OUi, je trouve ce débat utile et je sais, les chiffres en font foi à quel point il est suivi et donne lieu à des débats après avoir été partagé. C’est bien nous avons besoin de ce remue meninges après tant de censure, de désinformation et de bigoterie intellectuelle… L’analyse proposée ici par Jean Claude Delaunay et qui part de ma critique du parlementarisme du PCF, me parait présenter un problème, celui de la définition de “l’alliance”. Ce qui est confondu c’est l’alliance électorale du parlementarisme et l’alliance entre par exemple la paysannerie et la classe ouvrière qu’une stratégie révolutionnaire ne peut pas ignorer. Le problème que je pose est justement celui de l’inadéquation grandissante entre l’alliance sociale et l’alliance électorale, que traduit l’abstention. Cesont les forces politiques qui sont attachées à l’UE, forces politiques avec lesquelles il est proposé de nouer une “alliance électorale” alpha et omega de la stratégie du PCF, mais pas nécessairement les couches sociales. A cette réserve près je suis totalement d’accord sur le blocage parallèle à celui sur le socialisme, sur l’Europe. Comme je suis d’accord avec l’importance de la Nation. Cela dit je ne l’attribue pas à la section économique qui est toujours boukharinienne et joue souvent le groupe tampon de ce fait avec ceux qui ont choisi l’alignement social démocrate sur le capital, mais n’est pas liquidatrice. Dire sa filiation avec Boukharine, l’inventeur du CME, c’est insister sur la méfiance face à l’Etat et la dictature du prolétariat et lui substituer au contraire une très grande attention aux conditions de l’alliance sociale. (note de Danielle Bleitrach)
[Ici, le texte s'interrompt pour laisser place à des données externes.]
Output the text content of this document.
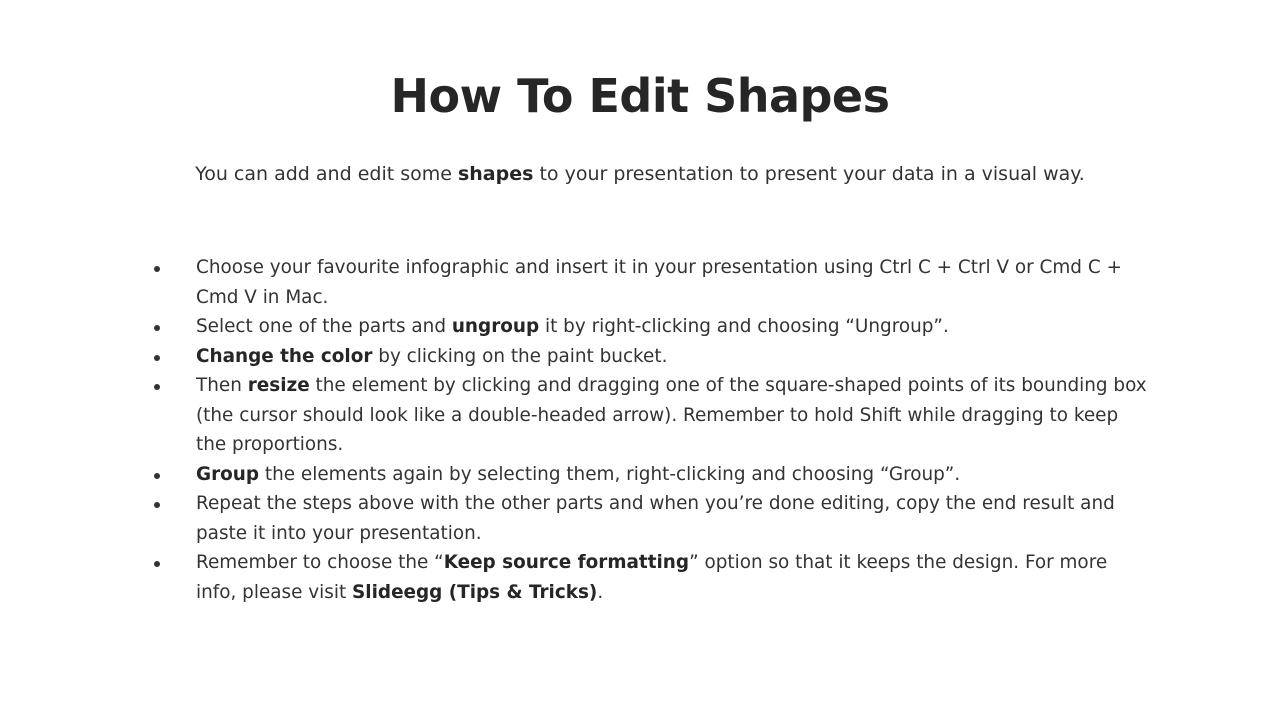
How To Edit Shapes
You can add and edit some shapes to your presentation to present your data in a visual way.
Choose your favourite infographic and insert it in your presentation using Ctrl C + Ctrl V or Cmd C + Cmd V in Mac.
Select one of the parts and ungroup it by right-clicking and choosing “Ungroup”.
Change the color by clicking on the paint bucket.
Then resize the element by clicking and dragging one of the square-shaped points of its bounding box (the cursor should look like a double-headed arrow). Remember to hold Shift while dragging to keep the proportions.
Group the elements again by selecting them, right-clicking and choosing “Group”.
Repeat the steps above with the other parts and when you’re done editing, copy the end result and paste it into your presentation.
Remember to choose the “Keep source formatting” option so that it keeps the design. For more info, please visit Slideegg (Tips & Tricks).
Ce débat est très utile. Il faut le poursuivre. Je souhaite dans mon commentaire du moment : 1) Donner une explication de la raison pour laquelle le parlementarisme est devenu, comme le dit Danièle Bleitrach, le nec plus ultra de nos propositions politiques; 2) insister sur un élément qui, à mon avis, est encore trop absent de notre discussion, à savoir :l’élément “nation”.
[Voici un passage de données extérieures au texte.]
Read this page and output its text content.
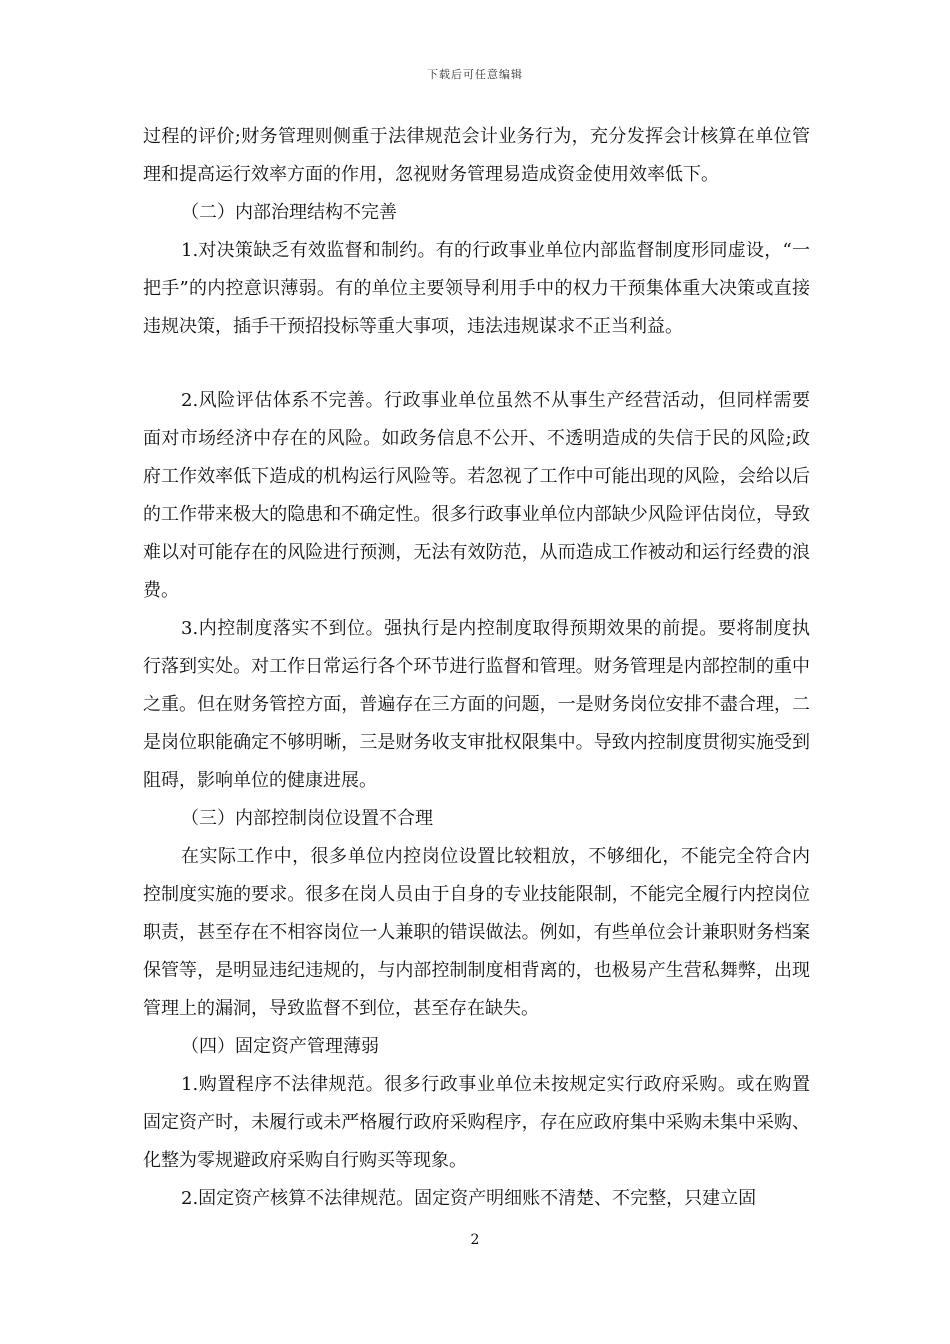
下载后可任意编辑

过程的评价;财务管理则侧重于法律规范会计业务行为，充分发挥会计核算在单位管理和提高运行效率方面的作用，忽视财务管理易造成资金使用效率低下。

（二）内部治理结构不完善

1.对决策缺乏有效监督和制约。有的行政事业单位内部监督制度形同虚设，“一把手”的内控意识薄弱。有的单位主要领导利用手中的权力干预集体重大决策或直接违规决策，插手干预招投标等重大事项，违法违规谋求不正当利益。

2.风险评估体系不完善。行政事业单位虽然不从事生产经营活动，但同样需要面对市场经济中存在的风险。如政务信息不公开、不透明造成的失信于民的风险;政府工作效率低下造成的机构运行风险等。若忽视了工作中可能出现的风险，会给以后的工作带来极大的隐患和不确定性。很多行政事业单位内部缺少风险评估岗位，导致难以对可能存在的风险进行预测，无法有效防范，从而造成工作被动和运行经费的浪费。

3.内控制度落实不到位。强执行是内控制度取得预期效果的前提。要将制度执行落到实处。对工作日常运行各个环节进行监督和管理。财务管理是内部控制的重中之重。但在财务管控方面，普遍存在三方面的问题，一是财务岗位安排不盡合理，二是岗位职能确定不够明晰，三是财务收支审批权限集中。导致内控制度贯彻实施受到阻碍，影响单位的健康进展。

（三）内部控制岗位设置不合理

在实际工作中，很多单位内控岗位设置比较粗放，不够细化，不能完全符合内控制度实施的要求。很多在岗人员由于自身的专业技能限制，不能完全履行内控岗位职责，甚至存在不相容岗位一人兼职的错误做法。例如，有些单位会计兼职财务档案保管等，是明显违纪违规的，与内部控制制度相背离的，也极易产生营私舞弊，出现管理上的漏洞，导致监督不到位，甚至存在缺失。

（四）固定资产管理薄弱

1.购置程序不法律规范。很多行政事业单位未按规定实行政府采购。或在购置固定资产时，未履行或未严格履行政府采购程序，存在应政府集中采购未集中采购、化整为零规避政府采购自行购买等现象。

2.固定资产核算不法律规范。固定资产明细账不清楚、不完整，只建立固

2
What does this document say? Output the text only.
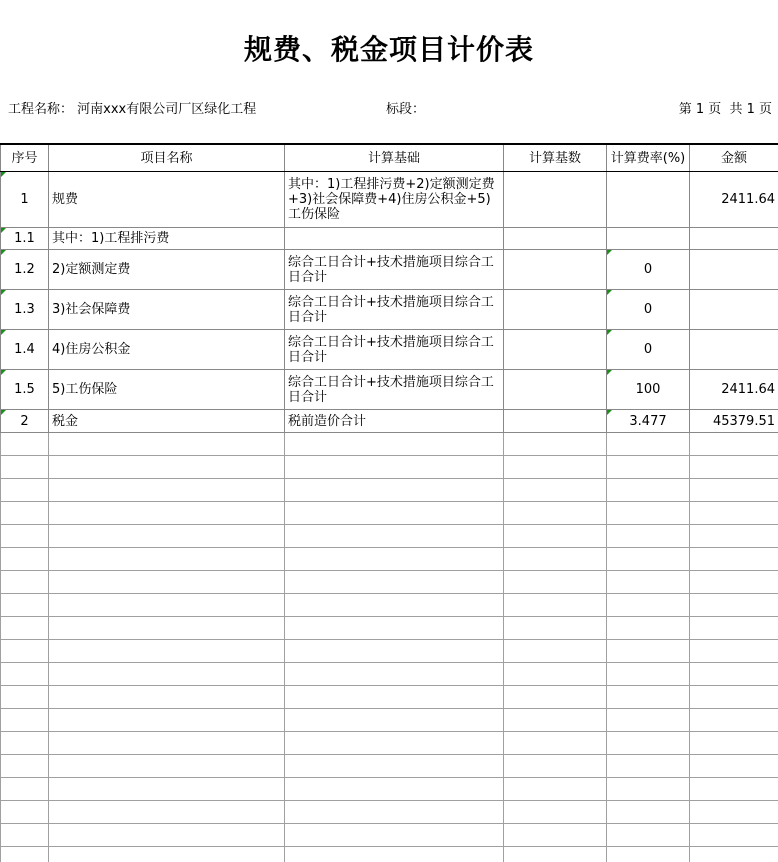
规费、税金项目计价表
工程名称： 河南xxx有限公司厂区绿化工程	标段：	第 1 页 共 1 页
序号	项目名称	计算基础	计算基数	计算费率(%)	金额
1	规费	其中：1)工程排污费+2)定额测定费+3)社会保障费+4)住房公积金+5)工伤保险			2411.64
1.1	其中：1)工程排污费				
1.2	2)定额测定费	综合工日合计+技术措施项目综合工日合计		0	
1.3	3)社会保障费	综合工日合计+技术措施项目综合工日合计		0	
1.4	4)住房公积金	综合工日合计+技术措施项目综合工日合计		0	
1.5	5)工伤保险	综合工日合计+技术措施项目综合工日合计		100	2411.64
2	税金	税前造价合计		3.477	45379.51
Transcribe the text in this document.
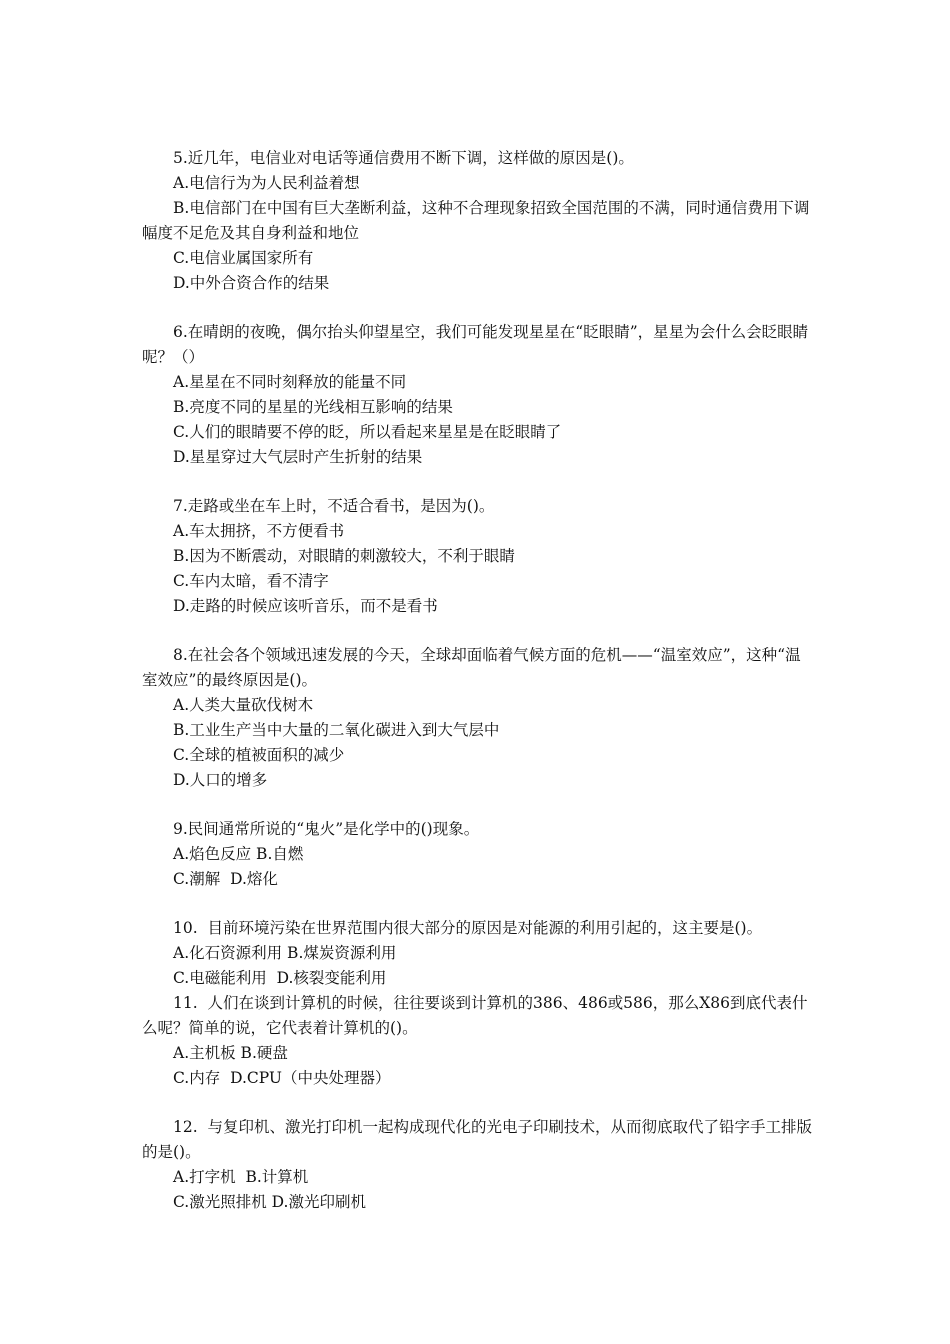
5.近几年，电信业对电话等通信费用不断下调，这样做的原因是()。

A.电信行为为人民利益着想

B.电信部门在中国有巨大垄断利益，这种不合理现象招致全国范围的不满，同时通信费用下调幅度不足危及其自身利益和地位

C.电信业属国家所有

D.中外合资合作的结果

6.在晴朗的夜晚，偶尔抬头仰望星空，我们可能发现星星在“眨眼睛”，星星为会什么会眨眼睛呢？（）

A.星星在不同时刻释放的能量不同

B.亮度不同的星星的光线相互影响的结果

C.人们的眼睛要不停的眨，所以看起来星星是在眨眼睛了

D.星星穿过大气层时产生折射的结果

7.走路或坐在车上时，不适合看书，是因为()。

A.车太拥挤，不方便看书

B.因为不断震动，对眼睛的刺激较大，不利于眼睛

C.车内太暗，看不清字

D.走路的时候应该听音乐，而不是看书

8.在社会各个领域迅速发展的今天，全球却面临着气候方面的危机——“温室效应”，这种“温室效应”的最终原因是()。

A.人类大量砍伐树木

B.工业生产当中大量的二氧化碳进入到大气层中

C.全球的植被面积的减少

D.人口的增多

9.民间通常所说的“鬼火”是化学中的()现象。

A.焰色反应 B.自燃

C.潮解  D.熔化

10.  目前环境污染在世界范围内很大部分的原因是对能源的利用引起的，这主要是()。

A.化石资源利用 B.煤炭资源利用

C.电磁能利用  D.核裂变能利用

11.  人们在谈到计算机的时候，往往要谈到计算机的386、486或586，那么X86到底代表什么呢？简单的说，它代表着计算机的()。

A.主机板 B.硬盘

C.内存  D.CPU（中央处理器）

12.  与复印机、激光打印机一起构成现代化的光电子印刷技术，从而彻底取代了铅字手工排版的是()。

A.打字机  B.计算机

C.激光照排机 D.激光印刷机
1) Pourquoi les communistes français sont-ils prisonniers des formes et de l’esprit de la démocratie bourgeoise?
La réponse à cette question doit être cherchée, à mon avis, dans un pays capitaliste développé comme le nôtre, dans l’évolution des structures de la population active. Je vais décrire cette évolution à très grands traits.
Son point de départ est l’apparition claire, à la fin du 19ème siècle, du Capital financier, c’est-à-dire, au sein de la bourgeoisie, d’une fraction que l’on a appelé par la suite “la grande bourgeoisie”. Cette fraction dirigeante s’est efforcée de trouver des solutions, acceptables pour elle, aux contradictions du capitalisme industriel de l’époque.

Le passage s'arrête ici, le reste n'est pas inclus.